La question de l'adaptation de la procédure en période de sortie du confinement est également posée . Toutefois, la fin du confinement ne signifie pas la fin de l'état d'urgence sanitaire, et la fin même de ce dernier ne signifiera pas celle de l'ensemble des dispositions dérogatoires mises en place par les ordonnances, certaines restant en vigueur pendant encore un mois. La prolongation de droit des détentions provisoires produira ses effets jusqu'à six mois après la fin de la crise, les mesures dérogatoires applicables aux juridictions judiciaires statuant en matière non pénale aussi.

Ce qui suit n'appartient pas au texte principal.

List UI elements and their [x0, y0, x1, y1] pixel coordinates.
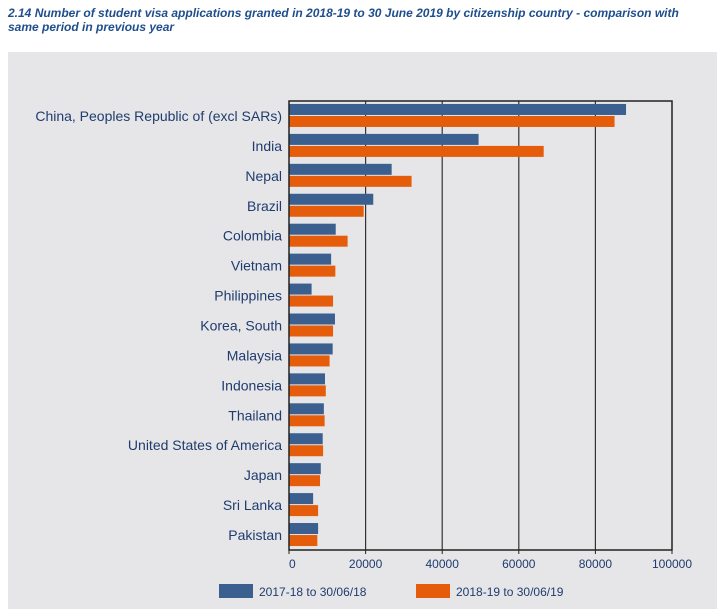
bar-series2 [289, 115, 615, 127]
bar-series1 [289, 493, 314, 505]
x-tick-label: 60000 [502, 557, 536, 571]
category-label: Indonesia [221, 377, 282, 393]
bar-series1 [289, 433, 323, 445]
bar-series1 [289, 523, 319, 535]
category-label: Sri Lanka [223, 497, 282, 513]
category-label: Thailand [228, 407, 282, 423]
legend-label-2: 2018-19 to 30/06/19 [456, 585, 564, 599]
bar-series1 [289, 253, 332, 265]
bar-series2 [289, 415, 325, 427]
legend-label-1: 2017-18 to 30/06/18 [259, 585, 367, 599]
category-label: Colombia [223, 228, 282, 244]
category-label: Korea, South [200, 318, 282, 334]
bar-series2 [289, 385, 326, 397]
chart-title: 2.14 Number of student visa applications… [8, 6, 679, 34]
bar-series1 [289, 373, 326, 385]
legend-swatch-1 [219, 584, 253, 598]
bar-series2 [289, 355, 330, 367]
x-tick-label: 0 [289, 557, 296, 571]
category-label: United States of America [128, 437, 282, 453]
bar-series1 [289, 163, 392, 175]
bar-series2 [289, 475, 321, 487]
bar-series1 [289, 133, 479, 145]
bar-series2 [289, 145, 544, 157]
bar-series2 [289, 175, 412, 187]
bar-series1 [289, 403, 324, 415]
bar-series2 [289, 325, 334, 337]
plot-frame [288, 100, 673, 551]
bar-series1 [289, 313, 335, 325]
category-label: Philippines [214, 288, 282, 304]
category-label: India [252, 138, 283, 154]
bar-series1 [289, 343, 333, 355]
bar-series1 [289, 283, 312, 295]
category-label: Brazil [247, 198, 282, 214]
bar-series2 [289, 295, 334, 307]
bar-series2 [289, 265, 336, 277]
category-label: Malaysia [227, 347, 282, 363]
bar-series2 [289, 535, 318, 547]
bar-series1 [289, 193, 374, 205]
x-tick-label: 80000 [579, 557, 613, 571]
x-tick-label: 20000 [349, 557, 383, 571]
category-label: Pakistan [228, 527, 282, 543]
bar-series2 [289, 205, 364, 217]
category-label: Vietnam [231, 258, 282, 274]
x-tick-label: 100000 [652, 557, 692, 571]
bar-series2 [289, 235, 348, 247]
bar-series2 [289, 505, 319, 517]
bar-series1 [289, 103, 627, 115]
bar-series2 [289, 445, 324, 457]
category-label: Nepal [245, 168, 282, 184]
category-label: China, Peoples Republic of (excl SARs) [35, 108, 282, 124]
legend-swatch-2 [416, 584, 450, 598]
x-tick-label: 40000 [426, 557, 460, 571]
bar-series1 [289, 463, 321, 475]
bar-series1 [289, 223, 336, 235]
category-label: Japan [244, 467, 282, 483]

Ainsi, la presse a pu se faire l'écho d'un redémarrage de la justice civile au tribunal de Paris à partir du 11 mai, en recourant aux procédures prévues par les ordonnances du 25 mars 2020 et notamment à la procédure sans audience , ce qui ne pose pas de difficulté dès lors que les parties sont d'accord. S'agissant des référés, pour lesquels les ordonnances prévoient que les parties ne peuvent s'y opposer, le Conseil d'État a jugé en référé que cette disposition ne portait pas d'atteinte grave et manifestement illégale aux droits de la défense, eu égard aux « exigences de lutte contre l'épidémie de covid-19 [qui] imposent de faire échec à la propagation du virus et de limiter, autant que faire se peut, les contacts entre les personnes, et que cette disposition vise à faciliter une continuité de l'activité des juridictions de l'ordre judiciaire statuant en matière non pénale dans le respect des consignes de distanciation sociale » 49 ( * ) .

Avant donc d'envisager toute prolongation des dispositions dérogatoires, même techniques, mises en place, vos rapporteurs estiment nécessaire d'attendre un bilan exhaustif de leur mise en oeuvre.


* 47 « Les tribunaux se préparent à l'après-confinement et à un engorgement inédit » par Anne-Sophie Lasserre et Caroline Taix, AFP, 24 avril 2020.

* 48 Ceci permettrait d'augmenter le recours aux comparutions sur reconnaissance préalable de culpabilité, compositions pénales et classements sans suite.

* 49 Conseil d'État, ordonnance de référé du 10 avril 2020, n os 439883, 43982.